Anne Hidalgo, à Saint-Vallier ce mercredi 27 octobre, a dressé un bilan sévère de l'état de l'hôpital en France. La candidate PS à l'élection présidentielle promet d'interpeller le Premier ministre sur la question de la fermeture prévue de 45 lits au service Médecine Physique et Réadaptation.

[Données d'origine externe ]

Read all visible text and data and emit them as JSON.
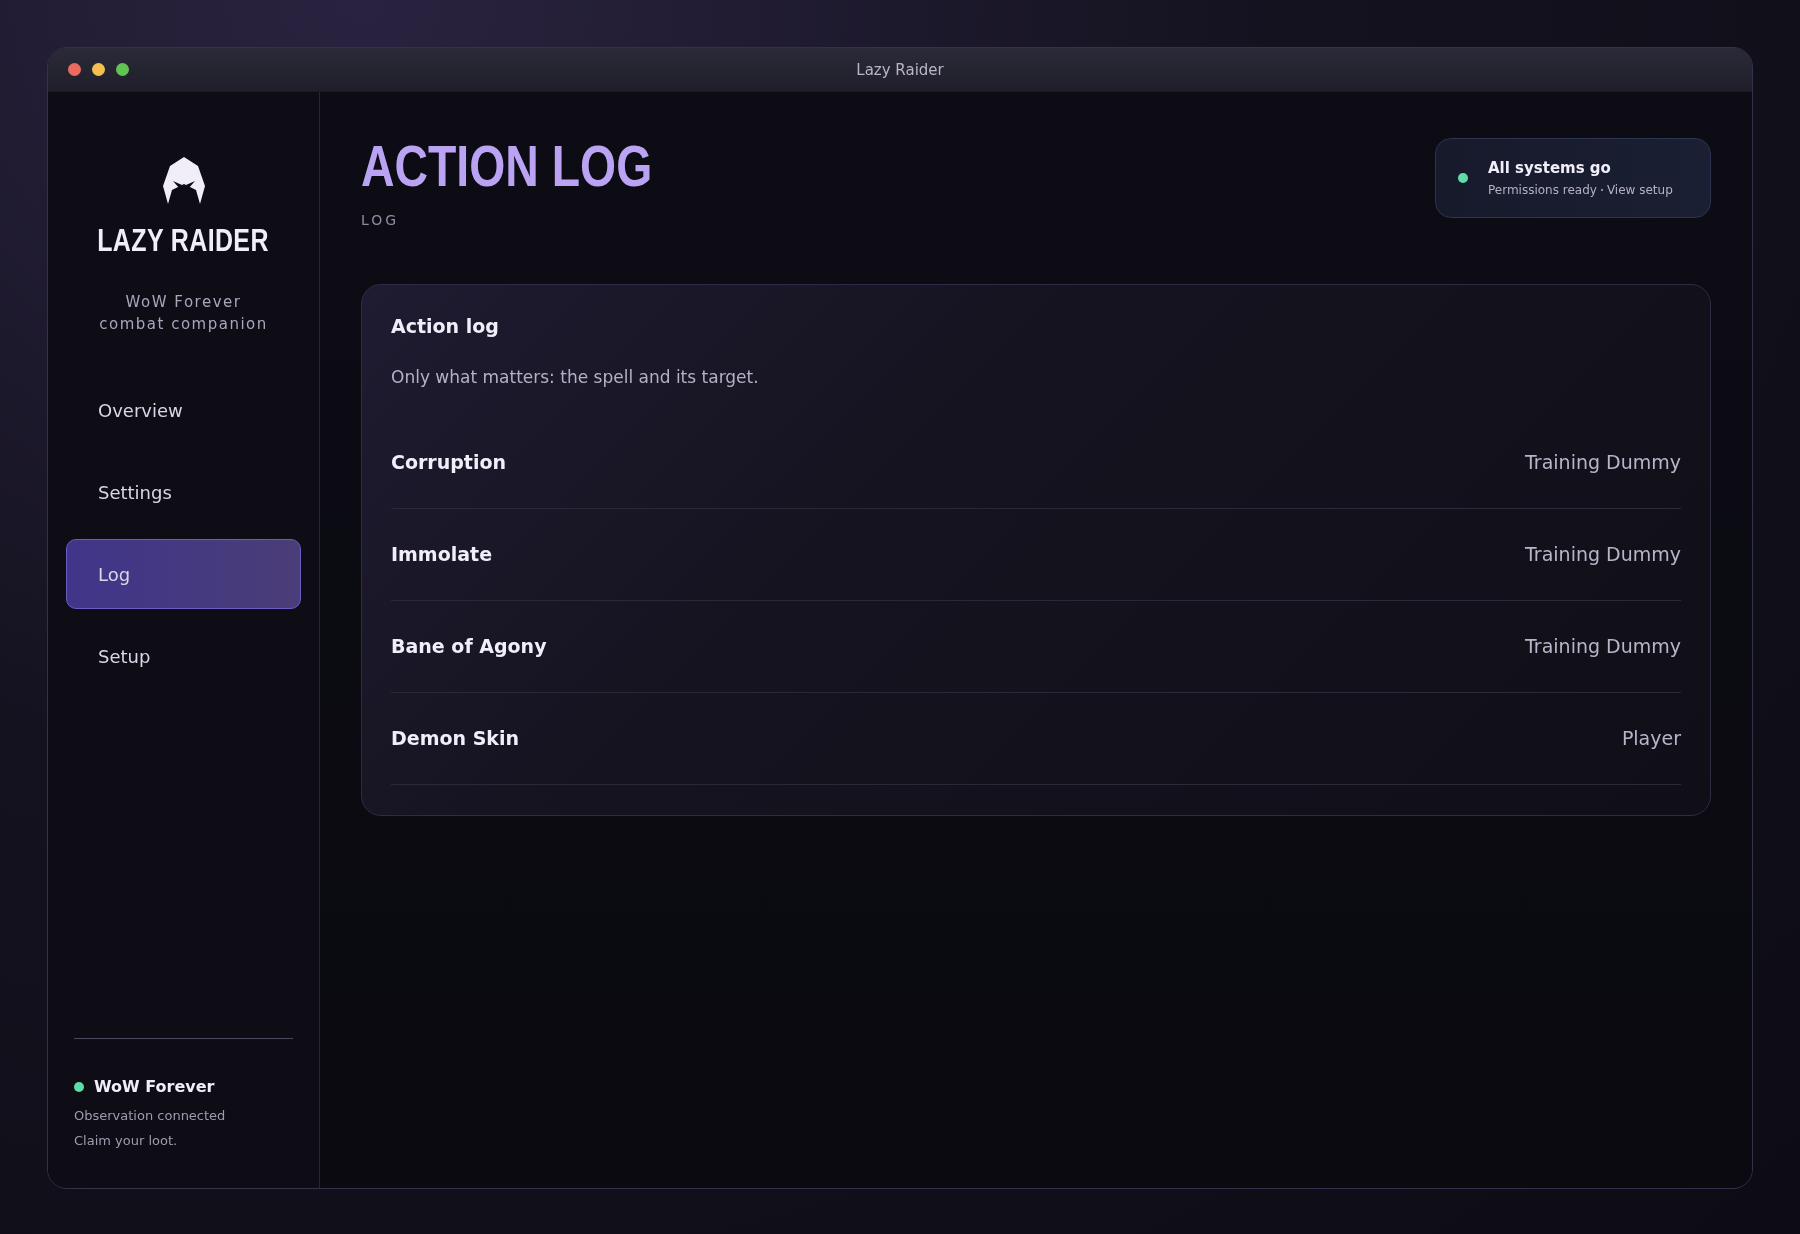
{
  "window": {
    "title": "Lazy Raider"
  },
  "brand": {
    "name": "LAZY RAIDER",
    "tagline_lines": [
      "WoW Forever",
      "combat companion"
    ]
  },
  "sidebar": {
    "items": [
      {
        "label": "Overview",
        "selected": false
      },
      {
        "label": "Settings",
        "selected": false
      },
      {
        "label": "Log",
        "selected": true
      },
      {
        "label": "Setup",
        "selected": false
      }
    ]
  },
  "connection": {
    "name": "WoW Forever",
    "color": "#5fdcaa",
    "status": "Observation connected",
    "note": "Claim your loot."
  },
  "header": {
    "title": "ACTION LOG",
    "subtitle": "LOG"
  },
  "status_card": {
    "title": "All systems go",
    "color": "#5fdcaa",
    "detail": "Permissions ready",
    "link": "View setup"
  },
  "log_card": {
    "title": "Action log",
    "description": "Only what matters: the spell and its target.",
    "rows": [
      {
        "spell": "Corruption",
        "target": "Training Dummy"
      },
      {
        "spell": "Immolate",
        "target": "Training Dummy"
      },
      {
        "spell": "Bane of Agony",
        "target": "Training Dummy"
      },
      {
        "spell": "Demon Skin",
        "target": "Player"
      }
    ]
  }
}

Anne Hidalgo a rencontré le personnel du service Médecine Physique et de Réadaptation menacé de fermeture faute de trouver des médecins.
Anne Hidalgo a rencontré le personnel du service Médecine Physique et de Réadaptation menacé de fermeture faute de trouver des médecins. © Radio France - Willy Moreau

Anne Hidalgo, entourée de blouses blanches floquées de deux mots écrits en noir : "En grève". L'image est symbolique pour la candidate PS à la présidentielle qui veut faire de l'hôpital public un pilier avec l'éducation nationale. L'actuelle maire de Paris s'est appuyée sur le cas particulier du service Médecine Physique et Réadaptation de Saint-Vallier -où 45 lits risquent de fermer- pour esquisser son programme.

La fin des ARS ?

Le service rééducation de Saint-Vallier est un modèle. Dans ce bassin de vie de 60.000 habitants, des psychologues, kinésithérapeutes, ergothérapeutes, infirmières ou encore médecins remettent sur pied 500 patients par an dans un complexe moderne et avec du matériel de pointe. Anne Hidalgo évolue de salle en salle, discute avec quelques patients, découvre l'espace balnéo mais revient toujours à son postulat de départ : l'hôpital public ne va pas bien. 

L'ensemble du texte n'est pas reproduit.